Polish Sejm recognizes Volyn massacre as genocide
Poland will mark Day of Remembrance of Genocide Victim on 11 July.
The Polish Seim, the lower chamber of the Polish parliament, adopted on 22 July a resolution recognizing the mass killings of Poles in Volyn (Volhynia) as genocide.
The resolution was adopted by 432 votes, with 10 abstained. None of the deputies voted against the bill, Radio Poland reported.
The resolution establishes 11 July as a National day of mourning and remembrance of the victims of genocide, committed by the Ukrainian nationalists against the residents of II Rzeczpospolita [Second Polish Republic] during WWII, Radio Poland reports.
The law also says that representatives of other nations, including Ukrainians, also died while trying to protect the victims.

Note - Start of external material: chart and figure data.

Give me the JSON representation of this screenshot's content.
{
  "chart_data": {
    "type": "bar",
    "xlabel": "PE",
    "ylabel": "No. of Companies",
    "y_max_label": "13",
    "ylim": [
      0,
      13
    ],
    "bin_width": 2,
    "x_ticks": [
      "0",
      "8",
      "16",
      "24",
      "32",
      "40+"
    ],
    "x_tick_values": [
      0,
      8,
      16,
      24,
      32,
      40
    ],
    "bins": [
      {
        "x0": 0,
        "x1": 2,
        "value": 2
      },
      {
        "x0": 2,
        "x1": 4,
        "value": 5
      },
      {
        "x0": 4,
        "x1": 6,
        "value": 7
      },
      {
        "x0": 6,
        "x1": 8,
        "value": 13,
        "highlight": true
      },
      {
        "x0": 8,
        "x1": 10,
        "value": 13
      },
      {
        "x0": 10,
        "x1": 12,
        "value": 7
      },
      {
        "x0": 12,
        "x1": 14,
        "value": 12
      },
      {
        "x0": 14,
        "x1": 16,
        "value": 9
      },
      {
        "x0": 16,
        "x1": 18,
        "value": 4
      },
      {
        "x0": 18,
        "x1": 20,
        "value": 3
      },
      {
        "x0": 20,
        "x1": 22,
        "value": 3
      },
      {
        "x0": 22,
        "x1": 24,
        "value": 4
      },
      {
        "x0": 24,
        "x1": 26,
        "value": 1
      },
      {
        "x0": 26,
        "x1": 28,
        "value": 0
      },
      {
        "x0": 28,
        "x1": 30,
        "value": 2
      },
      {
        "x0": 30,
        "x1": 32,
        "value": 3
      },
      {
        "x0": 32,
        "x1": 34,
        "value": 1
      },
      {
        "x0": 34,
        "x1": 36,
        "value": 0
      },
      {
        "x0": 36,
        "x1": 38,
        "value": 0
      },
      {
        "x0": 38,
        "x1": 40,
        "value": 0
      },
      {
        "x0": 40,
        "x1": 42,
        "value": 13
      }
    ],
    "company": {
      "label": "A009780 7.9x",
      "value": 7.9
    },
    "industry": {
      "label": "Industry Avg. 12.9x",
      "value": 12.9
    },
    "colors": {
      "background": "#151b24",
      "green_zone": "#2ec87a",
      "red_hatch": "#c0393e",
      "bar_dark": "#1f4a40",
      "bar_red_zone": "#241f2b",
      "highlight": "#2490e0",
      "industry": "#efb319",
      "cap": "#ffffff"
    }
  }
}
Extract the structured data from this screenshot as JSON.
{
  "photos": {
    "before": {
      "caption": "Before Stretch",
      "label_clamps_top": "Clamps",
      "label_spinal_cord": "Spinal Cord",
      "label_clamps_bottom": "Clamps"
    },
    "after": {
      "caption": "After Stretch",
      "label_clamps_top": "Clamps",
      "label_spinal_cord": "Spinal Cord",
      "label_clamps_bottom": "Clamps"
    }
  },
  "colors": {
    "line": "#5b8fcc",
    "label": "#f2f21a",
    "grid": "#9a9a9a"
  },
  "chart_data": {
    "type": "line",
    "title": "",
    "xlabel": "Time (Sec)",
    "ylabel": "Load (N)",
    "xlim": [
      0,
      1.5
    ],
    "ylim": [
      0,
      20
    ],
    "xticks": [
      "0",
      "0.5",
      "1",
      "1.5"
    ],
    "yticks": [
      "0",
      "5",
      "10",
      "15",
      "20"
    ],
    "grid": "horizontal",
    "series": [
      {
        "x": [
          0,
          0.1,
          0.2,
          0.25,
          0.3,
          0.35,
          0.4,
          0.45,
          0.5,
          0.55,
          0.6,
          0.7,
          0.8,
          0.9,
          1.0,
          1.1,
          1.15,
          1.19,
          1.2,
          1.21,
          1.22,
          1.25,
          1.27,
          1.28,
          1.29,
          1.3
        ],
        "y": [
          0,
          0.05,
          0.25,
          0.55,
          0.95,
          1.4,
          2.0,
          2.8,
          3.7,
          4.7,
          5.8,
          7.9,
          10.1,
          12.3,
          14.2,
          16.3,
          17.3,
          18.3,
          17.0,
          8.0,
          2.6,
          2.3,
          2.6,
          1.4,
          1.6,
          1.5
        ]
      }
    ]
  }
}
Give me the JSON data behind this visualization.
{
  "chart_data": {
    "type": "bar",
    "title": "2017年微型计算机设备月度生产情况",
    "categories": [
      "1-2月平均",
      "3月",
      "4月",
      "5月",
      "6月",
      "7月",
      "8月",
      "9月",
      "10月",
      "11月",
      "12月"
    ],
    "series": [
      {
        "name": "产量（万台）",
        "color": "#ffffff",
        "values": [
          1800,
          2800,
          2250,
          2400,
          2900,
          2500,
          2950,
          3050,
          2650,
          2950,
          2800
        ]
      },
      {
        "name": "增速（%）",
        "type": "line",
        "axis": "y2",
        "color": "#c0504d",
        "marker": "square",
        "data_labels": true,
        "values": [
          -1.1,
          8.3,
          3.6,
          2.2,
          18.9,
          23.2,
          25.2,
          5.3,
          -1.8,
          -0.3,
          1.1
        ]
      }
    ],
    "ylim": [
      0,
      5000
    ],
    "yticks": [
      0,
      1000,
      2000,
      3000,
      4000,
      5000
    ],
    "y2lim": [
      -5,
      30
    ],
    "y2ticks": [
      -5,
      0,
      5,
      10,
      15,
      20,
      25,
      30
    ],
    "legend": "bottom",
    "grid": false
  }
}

While recalling the crimes of the Ukrainian nationalists, the resolution reminds about the Polish retaliation, which also resulted in killings of civilians.
The document expresses solidarity with Ukraine currently fighting for its unity and independence against an external aggressor, and says that truth is the only way to reconciliation.
Earlier this month Polish Senate, the upper chamber of the parliament, urged Sejm to recognize the Volyn massacre as genocide and establish 11 July as the Day of Remembrance of Genocide Victims. The document has been approved by 60 out of 84 senators.